Dungeon Master Option: High-Level Campaigns
- Author: Skip Williams
- Genre: Role-playing game
- Publisher: TSR
- Publication date: 1995
- Media type: Print (Hardcover)
- Pages: 192

= Dungeon Master Option: High-Level Campaigns =

Tabletop role-playing game book for D&D

Dungeon Master Option: High-Level Campaigns is a supplemental sourcebook to the core rules of the 2nd edition Advanced Dungeons & Dragons (AD&D) fantasy role-playing game.

==Contents==
High-Level Campaigns is supplement for the Dungeon Master divided into seven sections. The book begins by listing a set of principles in a section called "The Seven Maxims". After that is a section called "Adventures", which presents a mechanic to help the DM generate lands and creatures.
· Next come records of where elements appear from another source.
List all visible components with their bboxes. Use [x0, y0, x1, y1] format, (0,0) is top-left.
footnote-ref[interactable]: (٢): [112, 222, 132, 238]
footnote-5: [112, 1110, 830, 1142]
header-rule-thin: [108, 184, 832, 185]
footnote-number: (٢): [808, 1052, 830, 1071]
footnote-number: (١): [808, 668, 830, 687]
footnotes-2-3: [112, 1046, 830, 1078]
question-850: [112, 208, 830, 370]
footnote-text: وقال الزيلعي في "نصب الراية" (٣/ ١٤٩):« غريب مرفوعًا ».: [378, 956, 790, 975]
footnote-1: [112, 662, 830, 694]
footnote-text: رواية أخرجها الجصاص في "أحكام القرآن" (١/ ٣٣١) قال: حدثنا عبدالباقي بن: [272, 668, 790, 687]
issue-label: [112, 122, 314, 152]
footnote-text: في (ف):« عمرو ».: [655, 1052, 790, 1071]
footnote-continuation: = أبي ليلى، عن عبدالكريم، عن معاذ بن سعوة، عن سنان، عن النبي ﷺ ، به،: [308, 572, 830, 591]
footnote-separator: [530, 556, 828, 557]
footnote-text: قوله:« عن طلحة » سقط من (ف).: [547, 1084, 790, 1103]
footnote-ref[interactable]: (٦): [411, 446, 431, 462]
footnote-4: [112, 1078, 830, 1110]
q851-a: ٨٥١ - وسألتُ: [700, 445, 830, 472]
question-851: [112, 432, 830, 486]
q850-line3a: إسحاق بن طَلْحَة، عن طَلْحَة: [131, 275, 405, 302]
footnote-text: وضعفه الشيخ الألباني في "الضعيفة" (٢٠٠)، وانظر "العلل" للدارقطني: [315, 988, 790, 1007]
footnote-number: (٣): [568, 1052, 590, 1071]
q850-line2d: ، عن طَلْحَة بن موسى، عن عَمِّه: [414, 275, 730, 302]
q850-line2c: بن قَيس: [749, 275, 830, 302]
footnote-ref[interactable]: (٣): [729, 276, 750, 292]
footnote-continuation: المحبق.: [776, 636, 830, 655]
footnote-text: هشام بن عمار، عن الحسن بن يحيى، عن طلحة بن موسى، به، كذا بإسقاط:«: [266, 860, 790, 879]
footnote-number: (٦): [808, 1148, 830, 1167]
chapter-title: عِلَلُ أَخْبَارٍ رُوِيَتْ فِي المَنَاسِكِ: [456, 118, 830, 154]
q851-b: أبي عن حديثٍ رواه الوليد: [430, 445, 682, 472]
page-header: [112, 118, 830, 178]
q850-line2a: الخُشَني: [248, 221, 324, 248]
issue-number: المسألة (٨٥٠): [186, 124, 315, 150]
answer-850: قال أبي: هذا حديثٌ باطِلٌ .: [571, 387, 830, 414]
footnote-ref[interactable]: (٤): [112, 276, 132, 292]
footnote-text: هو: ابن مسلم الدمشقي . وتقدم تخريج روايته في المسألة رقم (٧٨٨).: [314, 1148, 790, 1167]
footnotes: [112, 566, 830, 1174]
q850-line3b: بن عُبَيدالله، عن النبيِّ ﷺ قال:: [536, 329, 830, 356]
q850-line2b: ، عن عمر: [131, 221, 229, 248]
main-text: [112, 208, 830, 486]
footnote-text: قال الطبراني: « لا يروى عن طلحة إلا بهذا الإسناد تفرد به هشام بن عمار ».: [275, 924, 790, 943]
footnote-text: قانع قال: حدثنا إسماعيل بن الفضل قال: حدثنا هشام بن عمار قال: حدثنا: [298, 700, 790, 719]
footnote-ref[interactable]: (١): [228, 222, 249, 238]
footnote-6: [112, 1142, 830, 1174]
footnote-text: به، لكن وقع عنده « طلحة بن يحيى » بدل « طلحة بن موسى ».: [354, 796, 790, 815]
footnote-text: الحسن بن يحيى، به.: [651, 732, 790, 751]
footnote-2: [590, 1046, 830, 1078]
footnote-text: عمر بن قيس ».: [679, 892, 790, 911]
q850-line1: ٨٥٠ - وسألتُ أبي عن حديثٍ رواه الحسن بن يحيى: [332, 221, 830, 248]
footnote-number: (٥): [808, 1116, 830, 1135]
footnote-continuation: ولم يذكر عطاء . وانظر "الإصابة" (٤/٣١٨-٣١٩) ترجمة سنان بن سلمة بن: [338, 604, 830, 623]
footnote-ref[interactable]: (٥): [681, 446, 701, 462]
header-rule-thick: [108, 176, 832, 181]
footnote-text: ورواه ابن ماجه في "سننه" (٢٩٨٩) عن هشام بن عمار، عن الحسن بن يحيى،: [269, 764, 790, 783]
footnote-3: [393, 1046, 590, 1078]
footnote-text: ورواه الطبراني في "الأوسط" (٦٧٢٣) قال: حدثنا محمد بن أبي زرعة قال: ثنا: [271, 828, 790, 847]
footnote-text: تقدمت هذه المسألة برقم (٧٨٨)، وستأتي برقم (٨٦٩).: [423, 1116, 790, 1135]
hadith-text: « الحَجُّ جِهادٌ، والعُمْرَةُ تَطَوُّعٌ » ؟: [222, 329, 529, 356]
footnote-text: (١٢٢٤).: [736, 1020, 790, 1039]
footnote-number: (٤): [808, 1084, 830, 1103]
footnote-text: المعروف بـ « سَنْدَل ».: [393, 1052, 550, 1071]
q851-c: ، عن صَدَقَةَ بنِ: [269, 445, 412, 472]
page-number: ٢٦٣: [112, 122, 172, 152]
The next section is "Spells and Magical Items" which explores the nature of high-level magical powers, including suggested limits for spells as well as magic items, while the section "Creating Magic Items" provides information for high-level wizards who want to create their own weapons and wands while the section "Magical Duels" includes a combat system centered on mages, in which wizards can fight each other in a magically generated world where they can use their most powerful magic for any purpose. The next section "True Dweomers" is an additional spell list, while the final section "High-level Characters" provides more abilities to give to powerful characters.

==Header==
The book begins with a one-page foreword by Skip Williams. Chapter One (pages 6–29) explains the seven maxims for running high-level AD&D campaigns: Don't depend on the dice, Use adversaries intelligently and inventively, Control magic, Be aware of demographics, Think on an epic scale, Plan ahead, and Share responsibility with your players. Chapter Two (pages 30–67) provides advice on how to construct adventures. Chapter Three (pages 68–85) expands on the use of spells and magical items. Chapter Four (pages 86–95) presents a guide for spellcasting characters to create magical items. Chapter Five (pages 96–117) details how to conduct magical duels between spellcasters. Chapter Six (pages 118-141) details true dweomers, spells more powerful than those presented in the Player's Handbook. Chapter Seven (pages 142-179) details how to advance high-level player characters beyond 20th level. An appendix (pages 180-188) lists the statistics of spells usable in spell dueling. Pages 189-192 are an index to the book.

==Publication history==
This 192-page book was published by TSR, Inc. in 1995. The book was designed by Skip Williams. The cover art is by Jeff Easley and interior art is by Eric Hotz, Ken Frank, and Stephan Peregrine.

==Reception==
Trenton Webb reviewed Dungeon Master Option: High-level Campaigns for Arcane magazine, rating it a 4 out of 10 overall. Webb comments that "The AD&D system has a fundamental flaw: characters eventually become so potent that they can cope with anything the world (or alternative planes, or gods) can throw at them. High-level Campaigns seeks to remedy this, aiming to provide new inspiration and sensible controls for [...] high-level campaigns." He comments that the "Adventures" section is "an attempt to reinvigorate the level-challenged DM" and calls the "True Dweomers" section "the obligatory additional spell list, with more 'earth-shaking' magic", and suggests that the "High-level Characters" section "suggests extra abilities to give powerful people a truly heroic swagger". Webb concludes that "The Seven Maxims is the most essential section, though it contains little more than solid, common-sense rules that focus the minds of DMs and players", and that "Similar strong-but-simple ideas are crystallised in Magical Duels [which] is a complex but calculated system with unique spell-on-spell combat rules that make for invigorating battles." Webb contends that "The new powers in High-level Characters fall into two kinds: style and substance. The style side is great, helping PCs to develop nuances of character, but the abilities in the substance part are really trivial things that will be overlooked by referees, but that players will attempt to transform into life-saving skills." Referring to "The Seven Maxims", "Magical Duels", and "High-Level Characters" sections, he states that "These three good chapters constitute the majority of the book and are recommended reading. The other four chapters, however, fall into the trap of so many TSR supplements and guides; namely that rather than replacing or refining rules, ever more tables and lists are heaped on top of the old." Webb concludes his review by saying: "High-level Campaigns is of interest but by no means essential. The Seven Maxims could add clarity, and Magical Duels might add excitement. Essentially, though, High-level Campaigns is an ideal present for a referee friend. That way you can borrow it, check out the good bits, and avoid that sinking feeling of having paid £12 for another earnest AD&D debate and yet another spell list.